Member of the Provincial Assembly of the Punjab
- In office 15 August 2018 – 14 January 2023
- Constituency: PP-2 Attock-II
- In office October 2015 – 31 May 2018
- Constituency: PP-16 (Attock-II)

Personal details
- Born: 8 July 1977 (age 48) Attock, Punjab, Pakistan
- Party: PMLN
- Parent: Shuja Khanzada (father);

= Jahangir Khanzada =

Pakistani politician

Jahangir Khanzada is a Pakistani politician who had been a Member of the Provincial Assembly of the Punjab from August 2018 to January 2023. Previously he was a member of the Punjab Assembly from October 2015 to May 2018.

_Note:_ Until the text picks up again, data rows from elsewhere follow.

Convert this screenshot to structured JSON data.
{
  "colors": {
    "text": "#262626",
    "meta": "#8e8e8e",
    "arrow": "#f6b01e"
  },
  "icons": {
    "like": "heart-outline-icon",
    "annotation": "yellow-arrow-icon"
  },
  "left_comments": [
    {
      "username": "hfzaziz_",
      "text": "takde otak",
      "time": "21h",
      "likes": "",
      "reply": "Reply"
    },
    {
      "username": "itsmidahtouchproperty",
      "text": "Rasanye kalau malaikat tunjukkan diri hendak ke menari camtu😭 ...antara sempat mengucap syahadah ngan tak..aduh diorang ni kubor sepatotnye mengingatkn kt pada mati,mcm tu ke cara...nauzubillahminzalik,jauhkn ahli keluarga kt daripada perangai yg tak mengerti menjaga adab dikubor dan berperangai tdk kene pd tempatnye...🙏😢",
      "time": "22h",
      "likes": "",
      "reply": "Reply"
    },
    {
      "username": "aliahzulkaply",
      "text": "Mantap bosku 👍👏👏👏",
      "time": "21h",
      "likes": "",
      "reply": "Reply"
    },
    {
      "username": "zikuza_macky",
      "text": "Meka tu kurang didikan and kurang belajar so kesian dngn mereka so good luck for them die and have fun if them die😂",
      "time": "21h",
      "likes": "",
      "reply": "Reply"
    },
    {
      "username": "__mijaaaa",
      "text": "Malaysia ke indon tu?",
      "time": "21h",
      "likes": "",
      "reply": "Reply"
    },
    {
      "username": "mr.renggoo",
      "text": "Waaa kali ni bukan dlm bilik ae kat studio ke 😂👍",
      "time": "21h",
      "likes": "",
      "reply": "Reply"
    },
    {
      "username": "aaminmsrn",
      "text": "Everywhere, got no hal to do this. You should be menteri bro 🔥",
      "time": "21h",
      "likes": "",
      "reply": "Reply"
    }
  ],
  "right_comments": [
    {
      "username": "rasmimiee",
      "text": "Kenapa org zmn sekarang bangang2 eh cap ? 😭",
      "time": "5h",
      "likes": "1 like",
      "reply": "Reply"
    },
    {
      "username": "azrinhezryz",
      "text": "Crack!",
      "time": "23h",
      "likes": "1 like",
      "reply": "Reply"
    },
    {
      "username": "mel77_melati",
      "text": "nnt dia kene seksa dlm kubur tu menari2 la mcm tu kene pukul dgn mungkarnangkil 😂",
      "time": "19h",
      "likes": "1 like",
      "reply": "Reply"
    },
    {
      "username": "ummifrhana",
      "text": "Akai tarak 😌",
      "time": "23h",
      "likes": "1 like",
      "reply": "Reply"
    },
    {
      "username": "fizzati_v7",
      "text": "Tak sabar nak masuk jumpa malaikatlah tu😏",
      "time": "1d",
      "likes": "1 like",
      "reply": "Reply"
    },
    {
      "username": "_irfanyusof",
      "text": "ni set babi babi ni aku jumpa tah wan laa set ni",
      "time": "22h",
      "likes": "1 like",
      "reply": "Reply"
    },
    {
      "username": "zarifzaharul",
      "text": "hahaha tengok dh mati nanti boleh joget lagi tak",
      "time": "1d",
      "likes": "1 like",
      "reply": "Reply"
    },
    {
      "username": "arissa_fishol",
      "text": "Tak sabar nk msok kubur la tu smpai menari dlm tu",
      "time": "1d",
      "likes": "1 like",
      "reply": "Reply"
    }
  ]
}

==Early life and education==
He was born on 8 July 1977 in Peshawar to Shuja Khanzada.

He has the degree of the Master of Business Administration in Marketing which he received in 2000 from Preston University, Islamabad.

He holds British citizenship.

==Political career==
He was elected to the Provincial Assembly of the Punjab as a candidate of Pakistan Muslim League (N) (PML-N) from Constituency PP-16 (Attock-II) in a by-election held in October 2015. In November 2016, he was inducted into the provincial cabinet of Chief Minister Shehbaz Sharif and was made Provincial Minister of Punjab for Youth Affairs and Sports.

He was re-elected to Provincial Assembly of the Punjab as a candidate of PML-N from Constituency PP-2 (Attock-II) in the 2018 Pakistani general election.